March 26: Helen Yang, “Colonialism, Cosmopolitanism, and the Performativity of Music Performance: Chinese Musicians’ Endeavours in Interwar Shanghai”

Society of Fellows Lecture Series Spring 2018

Colonialism, Cosmopolitanism, and the Performativity of Music Performance:

Chinese Musicians’ Endeavours in Interwar Shanghai

Speaker: Professor  Helen Yang, Hong Kong Baptist University

March 26, 2018

Room 4.36, Run Run Shaw Tower

China is now recognized as a hub of Western music activities. What led to the transculturation of the nation’s musical soundscape? Was it solely the result of colonialism and Western cultural hegemony? Who were the actors in the transculturation process? This paper investigates Western music performances by Chinese musicians Ding Shande, Wu Leyi, Lang Yuxiu, and Gao Zhilan, who were students of the National Conservatory of Music in Shanghai and became leading musical figures of the PRC after 1949. Drawing on archival sources such as concert programs, newspaper clippings, and musicians’ memoirs, this study traces the early concerts of Chinese musicians and their reception. It argues that these concerts not only put these musicians onto stardom, but also shaped musical development in China in the second half of the twentieth century.

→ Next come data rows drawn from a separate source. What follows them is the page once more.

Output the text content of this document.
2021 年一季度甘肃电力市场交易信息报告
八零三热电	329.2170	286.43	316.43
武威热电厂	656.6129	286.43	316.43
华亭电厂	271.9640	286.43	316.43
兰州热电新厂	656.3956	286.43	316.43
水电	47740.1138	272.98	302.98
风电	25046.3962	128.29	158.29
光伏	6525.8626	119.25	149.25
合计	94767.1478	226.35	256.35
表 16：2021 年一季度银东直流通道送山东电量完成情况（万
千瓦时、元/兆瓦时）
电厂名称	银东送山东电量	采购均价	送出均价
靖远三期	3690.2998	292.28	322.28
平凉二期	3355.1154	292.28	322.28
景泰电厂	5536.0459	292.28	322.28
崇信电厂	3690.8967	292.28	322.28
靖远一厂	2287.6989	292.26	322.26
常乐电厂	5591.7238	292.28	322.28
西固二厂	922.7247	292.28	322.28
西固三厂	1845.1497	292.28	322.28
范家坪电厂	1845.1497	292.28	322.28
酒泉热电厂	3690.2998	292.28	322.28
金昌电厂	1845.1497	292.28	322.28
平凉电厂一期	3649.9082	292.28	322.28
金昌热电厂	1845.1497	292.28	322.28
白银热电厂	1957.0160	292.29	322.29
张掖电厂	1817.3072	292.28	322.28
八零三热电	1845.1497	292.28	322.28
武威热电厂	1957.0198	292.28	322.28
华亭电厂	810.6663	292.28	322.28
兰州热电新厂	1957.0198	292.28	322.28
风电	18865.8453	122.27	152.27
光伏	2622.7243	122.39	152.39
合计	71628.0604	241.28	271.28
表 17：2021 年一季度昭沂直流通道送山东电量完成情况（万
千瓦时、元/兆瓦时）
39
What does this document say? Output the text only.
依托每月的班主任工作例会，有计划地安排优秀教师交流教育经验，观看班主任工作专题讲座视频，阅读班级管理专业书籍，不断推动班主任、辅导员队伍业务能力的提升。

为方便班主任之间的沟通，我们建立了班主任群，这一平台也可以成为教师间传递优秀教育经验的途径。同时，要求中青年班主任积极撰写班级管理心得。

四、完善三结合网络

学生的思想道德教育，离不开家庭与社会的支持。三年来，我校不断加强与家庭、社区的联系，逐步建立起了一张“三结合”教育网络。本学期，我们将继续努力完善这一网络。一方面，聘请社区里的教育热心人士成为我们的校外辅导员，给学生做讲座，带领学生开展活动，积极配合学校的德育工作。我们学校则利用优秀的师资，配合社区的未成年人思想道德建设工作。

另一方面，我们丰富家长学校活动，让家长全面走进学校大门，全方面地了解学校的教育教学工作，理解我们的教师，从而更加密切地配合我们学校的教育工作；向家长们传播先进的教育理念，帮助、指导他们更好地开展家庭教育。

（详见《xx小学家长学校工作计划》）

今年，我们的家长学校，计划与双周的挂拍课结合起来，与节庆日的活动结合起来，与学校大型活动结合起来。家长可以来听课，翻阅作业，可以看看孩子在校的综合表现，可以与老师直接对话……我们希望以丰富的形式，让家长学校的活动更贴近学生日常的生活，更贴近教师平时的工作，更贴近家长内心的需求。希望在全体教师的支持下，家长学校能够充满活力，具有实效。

After all, in semi-colonial Shanghai, Western music performed colonial cosmopolitanism and thus became an agent of reformist, revolutionary, and nationalistic ideals on the part of Chinese musicians. In this regard, music performance then and now is not only a form of entertainment but also a negotiation between the powerful and the powerless, the colonizer and the colonized, and the government and the governed.

Bio: 

Hon-Lun Helan Yang is Professor of Music at Hong Kong Baptist University. Yang’s research is cross-cultural and interdisciplinary, ranging from nineteenth-century American symphonic music to contemporary Chinese music, both “serious” and “popular” in style and appeal. She is currently working on a number of projects, including a co-authored volume with Simo Mikkonen and John Winzenburg entitled Networking the Russian Diaspora: Russian Musical Activities and Musicians in Interwar Shanghai as well as on a book on cover songs and creativity.